Published: 24th February 2017
Read all about it: Balaknama is a newspaper that's run entirely by and for street kids in Delhi
In an age when print is becoming increasingly scarce, Delhi-based Balaknama, supported by the NGO CHETNA is probably the only newspaper in the world that's run by street kids
Every day, at about 9 am, Sanno heads out with a notepad and a pen in her bag and a camera hung around her neck. She walks the busy streets and market areas of Delhi, looking for voices that get muffled in the midst of all the bustling activity around — the vegetable vendor's daughter who had been sexually harassed, the little boy who was forced to do back-breaking work, way beyond tolerable for his age, or the ragpicker who has no identity, nowhere to belong. Every day Sanno captures these voices and tells the world about them through her pictures and her stories.
But Sanno isn't just any other reporter. She's just 14. She hasn't been to any fancy j-school either. The stories of people she comes across is nothing but a mirror image of her own life. They are stories of street kids just like her, who now have a platform to voice their concerns, thanks to 'Balaknama', an eight-page newspaper that is run completely by street kids, probably the only one of its kind in the world.
In 2003, CHETNA, a Delhi-based NGO that works for empowerment of underprivileged children was thinking of different ways to make these children truly feel empowered. "We visited the areas we worked in across the state - market areas, railway tracks, slums areas, we talked with the children, and what most of them wanted was for someone to listen to their problems.
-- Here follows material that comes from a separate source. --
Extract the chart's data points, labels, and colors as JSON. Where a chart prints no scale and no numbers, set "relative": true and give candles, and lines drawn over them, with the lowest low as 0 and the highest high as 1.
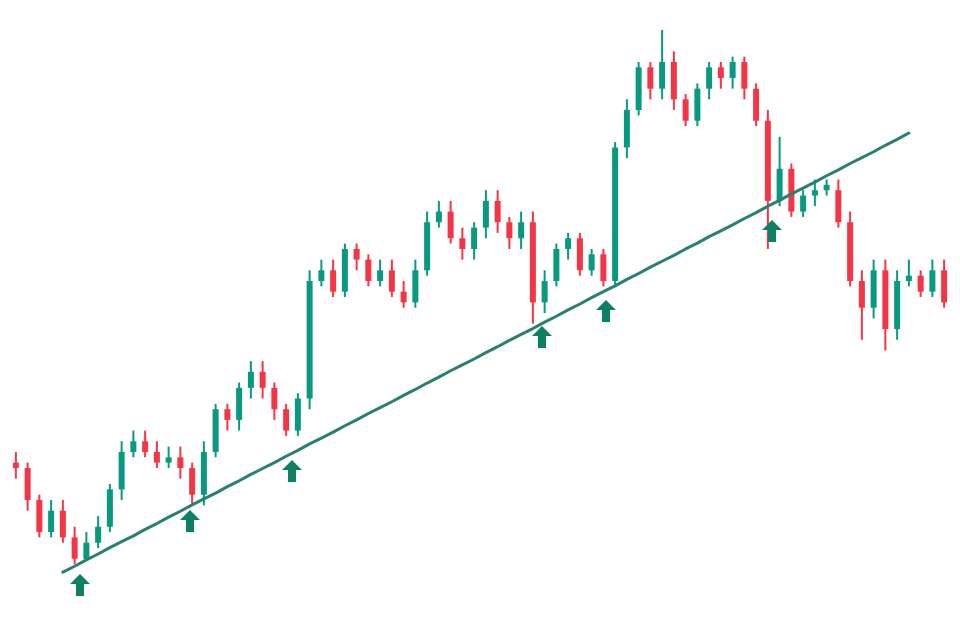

That's when we came up with the idea for Balaknama,' says Sanjay Gupta, the Director of CHETNA.
Balaknama has risen to such high standards that mainstream media has been referring to the stories published in it. Apart from CHETNA, there are a few individual donors who help run the newspaper and foot the various bills attached to it
What began as a four-page quarterly Hindi newsletter, kept growing, as media attention increased, from bi-monthly to a monthly eight-page English 'newsletter', since they couldn't get it registered as a newspaper. "We started getting help to translate the stories, but we have a very strict policy that none of the original flavour is lost, and that words are translated as it is," assures Sanjay.
The editorial team consists of children, all below the age of 18, and all who are currently street kids. There are lead reporters in every district, and Batuni reporters (who can't speak or write too well, but provide all the information to the lead reporters. "None of these kids have surnames. They prefer to be called by just their first names. There is no concept of religion, or caste here," says Sanjay.
Print run: Copies of Balaknama ready to hit the streets
All reporters and editors undergo training on how to report, concept of lead story, back story, principle of editing, ethics of reporting and photography. They have regular workshops by media personnel. The 20th of every month is the first deadline for all stories, which is then approved by the editor, Shambu, 17, a former child labourer. More than 200 children have contributed so far to the newspaper. These reporters get stipends for their education, travel and food.